Last Updated: 03-Feb-2025

  1. Introduction

    At Fastcurve Services Private Limited ("Enkept," "we," "us," or "our"), we take security seriously. Protecting our users' data and ensuring the integrity of our platform is a top priority. This Vulnerability Disclosure Policy outlines how security researchers and users can report vulnerabilities, our commitment to addressing security issues, and the guidelines for responsible disclosure.

  2. Scope

    This policy applies to any digital asset owned, operated, or maintained by Enkept, including but not limited to:

    1. Official website and subdomains
    2. Enkept Web applications
    3. Mobile applications (Android & iOS)
    4. APIs and backend services
  3. Reporting a Vulnerability

    If you discover a security vulnerability in Enkept, we encourage you to report it responsibly by following these steps:

    1. Email us at: support@enkept.com
    2. Provide a detailed description of the vulnerability, including steps to reproduce it.
    3. If possible, include screenshots, logs, or proof-of-concept code.
    4. Do not publicly disclose the vulnerability until we have had a reasonable chance to address it.
  4. What We Expect

    To ensure responsible disclosure and avoid unnecessary risks:

    1. Do not exploit the vulnerability beyond what is necessary for validation.
    2. Do not access or modify any data that is not your own.
    3. Do not conduct tests that degrade the availability of our services (e.g., DoS attacks).
    4. Do not disclose the vulnerability to third parties without our written consent.
  5. Our Commitment

    We appreciate the efforts of ethical security researchers and commit to:

    1. Acknowledging receipt of the report.
    2. Investigating and validating the vulnerability within a reasonable timeframe.
    3. Keeping the reporter informed about the resolution status.
    4. Recognizing valid contributions through available means.
  6. Legal Considerations

    We will not take legal action against researchers who adhere to this policy and act in good faith.
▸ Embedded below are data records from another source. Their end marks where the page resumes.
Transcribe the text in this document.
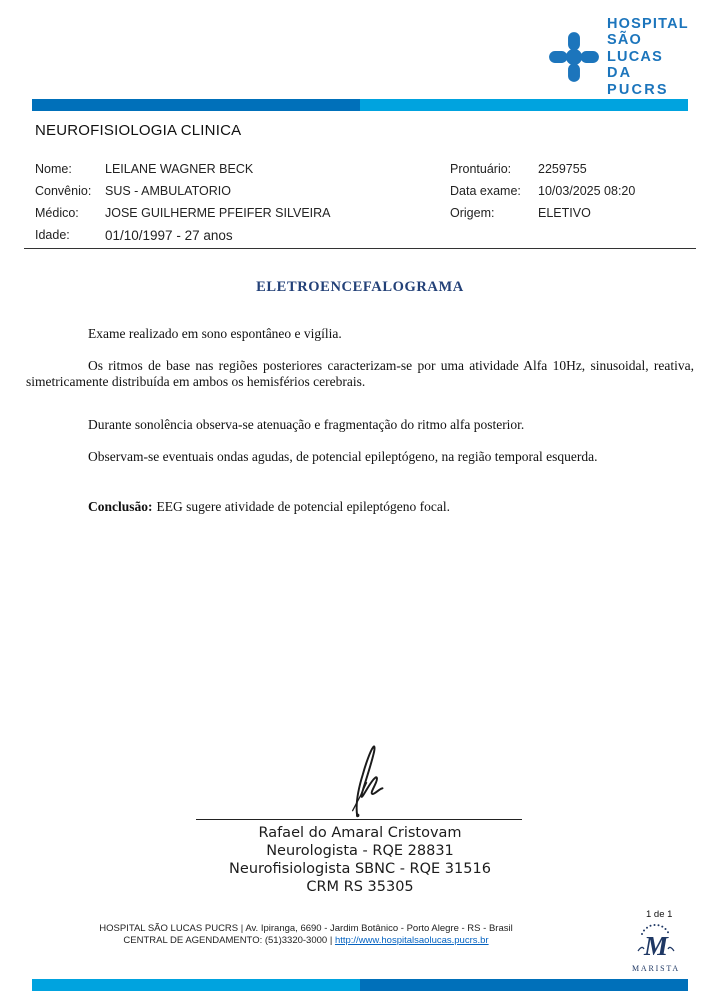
HOSPITAL
SÃO LUCAS
DA PUCRS
NEUROFISIOLOGIA CLINICA
Nome:	LEILANE WAGNER BECK
Convênio:	SUS - AMBULATORIO
Médico:	JOSE GUILHERME PFEIFER SILVEIRA
Idade:	01/10/1997 - 27 anos
Prontuário:	2259755
Data exame:	10/03/2025 08:20
Origem:	ELETIVO
ELETROENCEFALOGRAMA

Exame realizado em sono espontâneo e vigília.

Os ritmos de base nas regiões posteriores caracterizam-se por uma atividade Alfa 10Hz, sinusoidal, reativa, simetricamente distribuída em ambos os hemisférios cerebrais.

Durante sonolência observa-se atenuação e fragmentação do ritmo alfa posterior.

Observam-se eventuais ondas agudas, de potencial epileptógeno, na região temporal esquerda.

Conclusão: EEG sugere atividade de potencial epileptógeno focal.

Rafael do Amaral Cristovam
Neurologista - RQE 28831
Neurofisiologista SBNC - RQE 31516
CRM RS 35305
HOSPITAL SÃO LUCAS PUCRS | Av. Ipiranga, 6690 - Jardim Botânico - Porto Alegre - RS - Brasil
CENTRAL DE AGENDAMENTO: (51)3320-3000 | http://www.hospitalsaolucas.pucrs.br
1 de 1
M
MARISTA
However, activities violating our policy or applicable laws may result in legal consequences.

  7. Exclusions

    The following activities are not covered under this policy:

    1. Social engineering attacks (e.g., phishing, impersonation).
    2. Physical security testing (e.g., office access, hardware tampering).
    3. Automated scanning that generates excessive traffic.
    4. Known vulnerabilities in third-party software without a reasonable exploit chain.
  8. Contact Us

    For security-related inquiries or to report a vulnerability, contact us at:

    Fastcurve Services Private Limited
    Bengaluru, India
    Email: support@enkept.com

    We thank you for helping us keep Enkept secure!